The next vulnerability will turn your smartphone into a brick

Experts of company Trend Micro has published the results of a very interesting research during which it was discovered another vulnerability in the Android platform, using which attackers can turn our device into unusable bricks.


Google starts to pay money for an Android vulnerability

For the found vulnerabilities, the search giant pays quite generously. If you find a critical bug, then you can easily earn up to $ 2,000, but depending on the priority Google will pay up to $ 8,000.

I Want to make money crack Android. These headers can be found in some Western media. The thing is that now Google is starting to pay off for vulnerabilities found in the system to make Android as secure as possible for all users. The emphasis now is on the Nexus 6 and Nexus 9.

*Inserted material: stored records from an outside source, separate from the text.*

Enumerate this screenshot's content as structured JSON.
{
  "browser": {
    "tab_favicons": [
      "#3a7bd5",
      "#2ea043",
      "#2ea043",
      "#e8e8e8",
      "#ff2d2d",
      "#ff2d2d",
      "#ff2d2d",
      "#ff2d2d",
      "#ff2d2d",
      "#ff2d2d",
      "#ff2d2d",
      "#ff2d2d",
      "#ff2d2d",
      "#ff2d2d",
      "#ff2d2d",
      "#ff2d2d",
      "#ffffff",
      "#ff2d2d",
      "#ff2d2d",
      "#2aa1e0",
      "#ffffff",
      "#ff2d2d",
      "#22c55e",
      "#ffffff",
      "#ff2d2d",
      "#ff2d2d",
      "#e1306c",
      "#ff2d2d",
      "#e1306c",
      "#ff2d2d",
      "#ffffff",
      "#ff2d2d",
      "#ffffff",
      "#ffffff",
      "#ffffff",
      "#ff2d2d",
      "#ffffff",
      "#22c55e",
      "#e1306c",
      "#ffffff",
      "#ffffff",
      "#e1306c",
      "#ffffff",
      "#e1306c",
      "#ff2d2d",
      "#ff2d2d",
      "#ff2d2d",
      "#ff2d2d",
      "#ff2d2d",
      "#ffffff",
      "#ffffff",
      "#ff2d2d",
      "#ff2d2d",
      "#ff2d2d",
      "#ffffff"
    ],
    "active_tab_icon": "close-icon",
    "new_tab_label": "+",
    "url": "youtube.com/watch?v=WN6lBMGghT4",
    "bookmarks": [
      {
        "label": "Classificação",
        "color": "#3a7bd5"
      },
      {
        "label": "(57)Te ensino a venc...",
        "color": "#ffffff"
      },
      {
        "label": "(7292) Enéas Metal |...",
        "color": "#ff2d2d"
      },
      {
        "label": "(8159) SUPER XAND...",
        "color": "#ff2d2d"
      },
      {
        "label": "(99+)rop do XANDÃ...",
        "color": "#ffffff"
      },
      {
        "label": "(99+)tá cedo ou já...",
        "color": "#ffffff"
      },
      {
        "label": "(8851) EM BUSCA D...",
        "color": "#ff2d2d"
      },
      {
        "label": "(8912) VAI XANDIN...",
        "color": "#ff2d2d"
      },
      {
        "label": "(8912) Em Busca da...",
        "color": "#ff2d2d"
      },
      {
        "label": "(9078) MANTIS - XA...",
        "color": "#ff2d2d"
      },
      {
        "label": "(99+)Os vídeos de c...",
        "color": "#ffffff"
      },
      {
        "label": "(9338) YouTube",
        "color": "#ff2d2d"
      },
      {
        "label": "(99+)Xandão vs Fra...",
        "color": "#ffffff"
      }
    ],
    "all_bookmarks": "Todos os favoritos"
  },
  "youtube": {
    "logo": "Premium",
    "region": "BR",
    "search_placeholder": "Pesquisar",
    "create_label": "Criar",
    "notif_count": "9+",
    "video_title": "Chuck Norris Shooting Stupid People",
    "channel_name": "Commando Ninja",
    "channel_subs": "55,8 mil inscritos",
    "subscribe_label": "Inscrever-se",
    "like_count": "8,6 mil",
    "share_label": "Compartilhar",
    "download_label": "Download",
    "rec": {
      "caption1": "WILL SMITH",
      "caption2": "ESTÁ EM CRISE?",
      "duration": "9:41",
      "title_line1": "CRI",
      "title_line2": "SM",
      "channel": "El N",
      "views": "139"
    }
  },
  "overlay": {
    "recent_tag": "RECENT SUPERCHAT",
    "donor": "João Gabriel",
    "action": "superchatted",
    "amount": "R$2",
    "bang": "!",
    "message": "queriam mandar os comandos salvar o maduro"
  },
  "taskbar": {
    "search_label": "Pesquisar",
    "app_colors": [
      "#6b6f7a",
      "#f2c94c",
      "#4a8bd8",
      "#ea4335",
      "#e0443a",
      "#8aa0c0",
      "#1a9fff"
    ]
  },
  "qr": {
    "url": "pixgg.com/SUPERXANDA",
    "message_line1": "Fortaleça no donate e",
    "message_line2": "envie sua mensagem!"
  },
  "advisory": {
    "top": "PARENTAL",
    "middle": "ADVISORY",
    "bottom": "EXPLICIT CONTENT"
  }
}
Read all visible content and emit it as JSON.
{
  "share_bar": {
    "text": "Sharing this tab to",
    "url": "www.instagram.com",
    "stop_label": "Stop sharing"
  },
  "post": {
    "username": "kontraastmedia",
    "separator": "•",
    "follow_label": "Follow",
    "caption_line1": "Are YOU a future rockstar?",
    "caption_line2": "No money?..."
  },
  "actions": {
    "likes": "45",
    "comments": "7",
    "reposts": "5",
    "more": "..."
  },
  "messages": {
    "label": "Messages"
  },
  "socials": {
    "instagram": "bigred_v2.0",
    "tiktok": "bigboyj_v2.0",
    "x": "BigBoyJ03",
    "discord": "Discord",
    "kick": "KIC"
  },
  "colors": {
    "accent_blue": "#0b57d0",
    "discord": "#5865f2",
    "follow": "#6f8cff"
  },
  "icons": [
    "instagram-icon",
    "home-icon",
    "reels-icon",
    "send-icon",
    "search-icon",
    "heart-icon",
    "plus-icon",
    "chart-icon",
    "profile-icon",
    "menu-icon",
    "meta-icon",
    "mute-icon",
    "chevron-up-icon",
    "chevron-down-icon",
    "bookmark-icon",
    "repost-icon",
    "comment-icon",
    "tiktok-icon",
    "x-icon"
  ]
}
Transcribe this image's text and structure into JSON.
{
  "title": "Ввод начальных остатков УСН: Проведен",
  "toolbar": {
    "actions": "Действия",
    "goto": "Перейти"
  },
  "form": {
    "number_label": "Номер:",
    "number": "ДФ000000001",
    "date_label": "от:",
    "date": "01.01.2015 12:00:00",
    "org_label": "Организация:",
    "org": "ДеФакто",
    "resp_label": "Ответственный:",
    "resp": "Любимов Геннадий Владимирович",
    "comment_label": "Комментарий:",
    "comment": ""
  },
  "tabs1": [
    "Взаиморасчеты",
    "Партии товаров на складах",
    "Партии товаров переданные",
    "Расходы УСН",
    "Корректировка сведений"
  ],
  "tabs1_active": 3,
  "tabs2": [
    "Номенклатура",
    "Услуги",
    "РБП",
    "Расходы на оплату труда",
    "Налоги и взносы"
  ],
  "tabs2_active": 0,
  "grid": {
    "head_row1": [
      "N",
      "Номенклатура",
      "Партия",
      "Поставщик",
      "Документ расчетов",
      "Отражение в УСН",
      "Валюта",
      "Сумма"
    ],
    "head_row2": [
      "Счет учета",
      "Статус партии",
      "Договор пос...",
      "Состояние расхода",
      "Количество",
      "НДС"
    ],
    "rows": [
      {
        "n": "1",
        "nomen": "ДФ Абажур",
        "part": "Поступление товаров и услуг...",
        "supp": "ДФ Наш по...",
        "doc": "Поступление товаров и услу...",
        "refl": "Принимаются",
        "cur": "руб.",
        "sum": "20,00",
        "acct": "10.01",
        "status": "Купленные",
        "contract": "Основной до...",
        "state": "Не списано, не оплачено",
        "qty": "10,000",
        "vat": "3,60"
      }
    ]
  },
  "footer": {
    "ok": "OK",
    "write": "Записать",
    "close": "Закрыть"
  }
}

VKontakte willing to pay for their mistakes

Social network VKontakte announced the launch of a new program, the essence of which is to search for vulnerabilities within the service, the detection of which will be appropriately rewarded.


"VKontakte" will pay for the found vulnerabilities

The Russian social network "VKontakte" offered a new way to earn with it. It's not public and not ubiquitous advertising — a search for vulnerabilities and sending bug reports. Found the flaw and reported it received a certain amount of money. This was reported by Andrey Rogozov, head of operations. The whole process is based on the popular platform HackerOne.


Cambridge scientists have identified a new vulnerability in the Android platform

More than 500 million Android devices are a potential threat to their owners, say researchers at Cambridge University, who found the vulnerability of the mechanism of deletion of data when performing factory data reset.


The Map Maker service temporarily not working

Remember the incident with the Android robot peeing on Google maps? Yes, he was the reason for the temporary suspension of the operation of the service Map Maker.


Android has a vulnerability that could steal your fingerprints

Experts from the company FireEye, specializing in information security, has detected a dangerous vulnerabilities associated with biometric sensors on some Android devices.


Not closed the vulnerability of the Android installer for 42.5% of devices

Known as Time-of-Check Time-of-Use (TOCTTOU) vulnerability was first discovered in 2014 what was notified the programmers Google. Since then, the team Android released patches for Android 4.3 and above, but older versions of the system were not protected.

the Company, dealing with security, Palo Alto Networks reports that Android 4.2 and above (currently approximately 42.5% of the devices) vulnerability exists which can be used for the introduction of malware during the installation phase applications in the system from the user.